ST. LOUIS — As the private service for Chuck Berry began Sunday afternoon, the Rev. Alex I. Peterson told the crowd that the famed Pageant concert hall would, for the day, become a house of worship.

“We are going to celebrate him in a rock ‘n’ roll style. We’re not going to sit here and be sad,” Peterson said.

Hundreds of friends and family said goodbye to Berry, passing by his open coffin inside the Pageant, some arriving as early as 5 a.m.

“He looks real good,” said Diane Walton of Sikeston, Mo., as she looked down at the music legend. “I’d always wanted to see him in person, but this is the only chance I got.”

As fans stood in line for the public viewing, they shared their memories of listening to Berry’s music. Often they were recollections of his frequent concerts at the Duck Room in Blueberry Hill, the restaurant in the Delmar Loop.

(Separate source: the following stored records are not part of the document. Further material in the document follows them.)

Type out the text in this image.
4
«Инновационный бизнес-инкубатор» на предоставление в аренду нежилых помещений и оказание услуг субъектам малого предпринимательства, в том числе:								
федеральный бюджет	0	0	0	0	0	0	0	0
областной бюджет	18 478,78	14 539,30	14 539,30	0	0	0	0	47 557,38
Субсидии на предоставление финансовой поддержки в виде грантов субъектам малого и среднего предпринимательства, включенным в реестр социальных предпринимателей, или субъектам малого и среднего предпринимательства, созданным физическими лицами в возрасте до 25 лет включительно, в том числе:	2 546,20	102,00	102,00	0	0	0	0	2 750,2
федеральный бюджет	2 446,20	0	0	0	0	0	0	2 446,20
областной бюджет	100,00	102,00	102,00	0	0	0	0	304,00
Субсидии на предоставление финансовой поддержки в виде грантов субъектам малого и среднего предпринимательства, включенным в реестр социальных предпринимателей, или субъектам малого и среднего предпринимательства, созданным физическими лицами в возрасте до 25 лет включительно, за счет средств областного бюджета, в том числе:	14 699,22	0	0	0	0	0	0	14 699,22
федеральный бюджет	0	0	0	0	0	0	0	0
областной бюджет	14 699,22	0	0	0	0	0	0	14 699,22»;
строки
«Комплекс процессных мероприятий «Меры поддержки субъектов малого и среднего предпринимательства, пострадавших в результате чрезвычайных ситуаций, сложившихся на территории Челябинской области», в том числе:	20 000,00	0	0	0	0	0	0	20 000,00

Dexter Louden was the set-up guy for Berry’s 200 shows at the Duck Room, making sure everything was working properly and Berry had everything he needed.


“I always brought him chicken wings and orange juice before the show,” said Louden, of Berkeley, Mo.

Sitting through all the shows, “I knew every string, every instrument, every chord,” Louden said. “He was a character.”

Frances Johnson, the widow of Johnnie Johnson, Berry’s legendary sideman, was among those attending the service.

“My head and my heart is with the grieving family,” she said.

Paul Shaffer, former band leader for David Letterman, said Berry was “right there with the folks who invented rock ‘n’ roll. Anyone who plays rock ‘n’ roll was inspired by him.”

Lovey Davis, of St. Louis, said she was at the viewing to represent Sumner High School, from which she and Berry graduated.


“He’s part of our family,” Davis said, standing in line with her sister Nancy Davis.

Ron Hoskin of St. Louis was in line on behalf of his son Shawn.

“He has Down syndrome, and he loves music, especially Chuck Berry,” Hoskin said. As a present for his son’s 27th birthday, the two men went to see Berry perform at the Duck Room.

In the concert hall, a red electric guitar hung from the lid of the mahogany coffin above Berry, who was in a white suit, purple sequined shirt and his trademark captain’s hat. Several family members were either dressed in purple or wore purple accents.

Berry died March 18 at his home near Wentzville, Mo. He was 90. The singer, songwriter and guitarist – behind hits such as “Maybellene,” “My Ding-a-Ling,” “Roll Over Beethoven” and his signature “Johnny B. Goode” – was born in the Ville neighborhood of north St. Louis.